来自小北的家
Step1: BBF算法,在KD-tree上找KNN。第一步做匹配咯~
- 1. 什么是KD-tree(from wiki)
K-Dimension tree,实际上是一棵平衡二叉树。
一般的KD-tree构造过程:
function kdtree (list of points pointList, int depth)
{
if pointList is empty
return nil;
else {
// Select axis based on depth so that axis cycles through all valid values
var int axis := depth mod k;
// Sort point list and choose median as pivot element
select median by axis from pointList;
// Create node and construct subtrees
var tree_node node;
node.location := median;
node.leftChild := kdtree(points in pointList before median, depth+1);
node.rightChild := kdtree(points in pointList after median, depth+1);
return node;
}
}
【例】pointList = [(2,3), (5,4), (9,6), (4,7), (8,1), (7,2)] tree = kdtree(pointList)
- 2. BBF算法,在KD-tree上找KNN ( K-nearest neighbor)
BBF(Best Bin First)算法,借助优先队列(这里用最小堆)实现。从根开始,在KD-tree上找路子的时候,错过的点先塞到优先队列里,自己先一个劲儿扫到leaf;然后再从队列里取出目前key值最小的(这里是是ki维上的距离最小者),重复上述过程,一个劲儿扫到leaf;直到队列找空了,或者已经重复了200遍了停止。
Step1: 将img2的features建KD-tree; kd_root = kdtree_build( feat2, n2 );。在这里,ki是选取均方差最大的那个维度,kv是各特征点在那个维度上的median值,features是你率领的整个儿子孙子特征大军,n是你儿子孙子个数。

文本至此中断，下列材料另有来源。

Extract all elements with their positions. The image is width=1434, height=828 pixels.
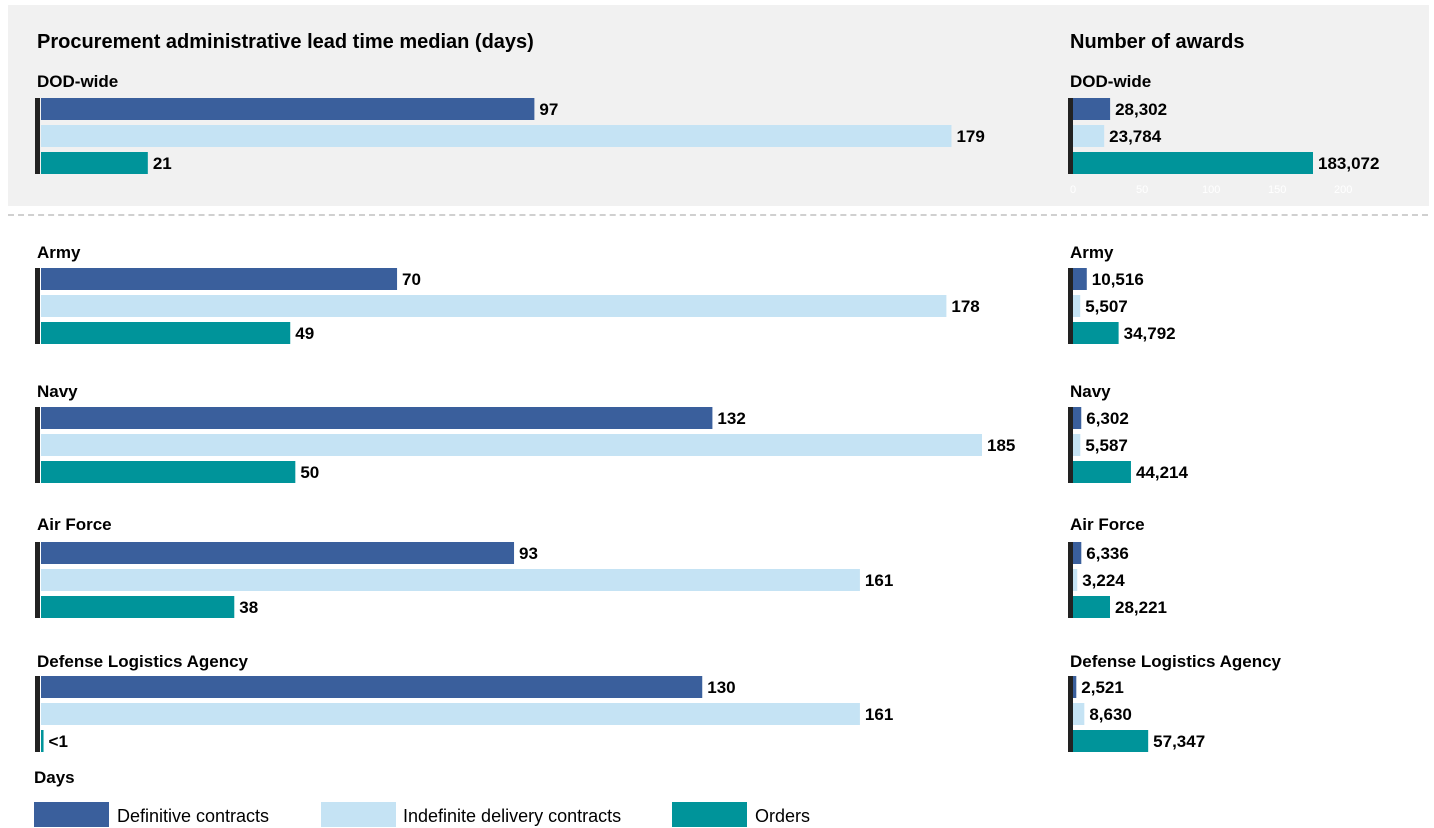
awards-axis-line (1068, 98, 1073, 174)
awards-category-label-air-force: Air Force (1070, 515, 1145, 534)
lead-time-data-label-defense-logistics-agency-orders: <1 (49, 732, 68, 751)
awards-data-label-dod-wide-indefinite: 23,784 (1109, 127, 1162, 146)
lead-time-bar-dod-wide-indefinite (41, 125, 952, 147)
lead-time-data-label-air-force-indefinite: 161 (865, 571, 893, 590)
awards-data-label-navy-definitive: 6,302 (1086, 409, 1129, 428)
legend-swatch-indefinite (321, 802, 396, 827)
awards-bar-army-orders (1073, 322, 1119, 344)
lead-time-data-label-dod-wide-indefinite: 179 (956, 127, 984, 146)
awards-data-label-army-definitive: 10,516 (1092, 270, 1144, 289)
awards-data-label-defense-logistics-agency-orders: 57,347 (1153, 732, 1205, 751)
awards-axis-line (1068, 268, 1073, 344)
lead-time-bar-navy-indefinite (41, 434, 982, 456)
awards-bar-dod-wide-definitive (1073, 98, 1111, 120)
awards-bar-defense-logistics-agency-indefinite (1073, 703, 1085, 725)
awards-bar-army-indefinite (1073, 295, 1081, 317)
lead-time-data-label-navy-orders: 50 (300, 463, 319, 482)
awards-category-label-navy: Navy (1070, 382, 1111, 401)
awards-tick-label: 200 (1334, 184, 1352, 196)
lead-time-category-label-navy: Navy (37, 382, 78, 401)
awards-bar-air-force-definitive (1073, 542, 1082, 564)
awards-data-label-navy-orders: 44,214 (1136, 463, 1189, 482)
lead-time-axis-line (35, 542, 40, 618)
awards-bar-army-definitive (1073, 268, 1087, 290)
lead-time-axis-line (35, 676, 40, 752)
lead-time-bar-defense-logistics-agency-orders (41, 730, 44, 752)
lead-time-data-label-navy-definitive: 132 (717, 409, 745, 428)
lead-time-bar-air-force-orders (41, 596, 235, 618)
lead-time-data-label-dod-wide-orders: 21 (153, 154, 172, 173)
lead-time-bar-army-definitive (41, 268, 398, 290)
lead-time-bar-navy-orders (41, 461, 296, 483)
awards-bar-dod-wide-indefinite (1073, 125, 1105, 147)
lead-time-bar-defense-logistics-agency-indefinite (41, 703, 860, 725)
awards-data-label-air-force-indefinite: 3,224 (1082, 571, 1125, 590)
awards-bar-navy-indefinite (1073, 434, 1081, 456)
lead-time-bar-air-force-indefinite (41, 569, 860, 591)
lead-time-category-label-dod-wide: DOD-wide (37, 72, 118, 91)
lead-time-data-label-army-orders: 49 (295, 324, 314, 343)
legend-label-definitive: Definitive contracts (117, 806, 270, 826)
lead-time-data-label-army-indefinite: 178 (951, 297, 979, 316)
lead-time-data-label-defense-logistics-agency-definitive: 130 (707, 678, 735, 697)
right-chart-title: Number of awards (1070, 31, 1244, 53)
awards-data-label-air-force-orders: 28,221 (1115, 598, 1167, 617)
awards-tick-label: 100 (1202, 184, 1220, 196)
lead-time-data-label-defense-logistics-agency-indefinite: 161 (865, 705, 893, 724)
awards-category-label-dod-wide: DOD-wide (1070, 72, 1151, 91)
x-axis-label: Days (34, 768, 75, 787)
awards-bar-navy-definitive (1073, 407, 1082, 429)
left-chart-title: Procurement administrative lead time med… (37, 31, 534, 53)
awards-data-label-air-force-definitive: 6,336 (1086, 544, 1129, 563)
section-divider (8, 214, 1428, 216)
lead-time-category-label-army: Army (37, 243, 81, 262)
awards-axis-line (1068, 542, 1073, 618)
awards-axis-line (1068, 676, 1073, 752)
lead-time-bar-air-force-definitive (41, 542, 515, 564)
lead-time-data-label-air-force-orders: 38 (239, 598, 258, 617)
awards-bar-dod-wide-orders (1073, 152, 1313, 174)
awards-data-label-defense-logistics-agency-definitive: 2,521 (1081, 678, 1124, 697)
lead-time-category-label-air-force: Air Force (37, 515, 112, 534)
awards-tick-label: 0 (1070, 184, 1076, 196)
awards-data-label-navy-indefinite: 5,587 (1085, 436, 1128, 455)
lead-time-bar-dod-wide-orders (41, 152, 148, 174)
awards-tick-label: 150 (1268, 184, 1286, 196)
lead-time-data-label-dod-wide-definitive: 97 (539, 100, 558, 119)
lead-time-category-label-defense-logistics-agency: Defense Logistics Agency (37, 652, 249, 671)
lead-time-data-label-navy-indefinite: 185 (987, 436, 1015, 455)
awards-tick-label: 50 (1136, 184, 1148, 196)
legend-swatch-orders (672, 802, 747, 827)
awards-bar-air-force-indefinite (1073, 569, 1078, 591)
awards-bar-navy-orders (1073, 461, 1131, 483)
awards-axis-line (1068, 407, 1073, 483)
lead-time-bar-army-orders (41, 322, 291, 344)
lead-time-bar-navy-definitive (41, 407, 713, 429)
awards-bar-air-force-orders (1073, 596, 1110, 618)
awards-data-label-dod-wide-orders: 183,072 (1318, 154, 1379, 173)
lead-time-axis-line (35, 407, 40, 483)
legend-swatch-definitive (34, 802, 109, 827)
lead-time-data-label-army-definitive: 70 (402, 270, 421, 289)
awards-category-label-army: Army (1070, 243, 1114, 262)
lead-time-bar-army-indefinite (41, 295, 947, 317)
awards-data-label-defense-logistics-agency-indefinite: 8,630 (1089, 705, 1132, 724)
awards-category-label-defense-logistics-agency: Defense Logistics Agency (1070, 652, 1282, 671)
awards-data-label-army-orders: 34,792 (1124, 324, 1176, 343)
awards-bar-defense-logistics-agency-orders (1073, 730, 1149, 752)
lead-time-axis-line (35, 98, 40, 174)
lead-time-bar-dod-wide-definitive (41, 98, 535, 120)
lead-time-data-label-air-force-definitive: 93 (519, 544, 538, 563)
lead-time-bar-defense-logistics-agency-definitive (41, 676, 703, 698)
lead-time-axis-line (35, 268, 40, 344)
awards-data-label-dod-wide-definitive: 28,302 (1115, 100, 1167, 119)
legend-label-orders: Orders (755, 806, 811, 826)
awards-data-label-army-indefinite: 5,507 (1085, 297, 1128, 316)
awards-bar-defense-logistics-agency-definitive (1073, 676, 1077, 698)
legend-label-indefinite: Indefinite delivery contracts (403, 806, 622, 826)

/** a node in a k-d tree */ struct kd_node{ int ki; /**< partition key index */ double kv; /**< partition key value */ int leaf; /**< 1 if node is a leaf, 0 otherwise */ struct feature* features; /**< features at this node */ int n; /**< number of features */ struct kd_node* kd_left; /**< left child */ struct kd_node* kd_right; /**< right child */ }; |
Step2: 将img1的每个feat到KD-tree里找k个最近邻,这里k=2。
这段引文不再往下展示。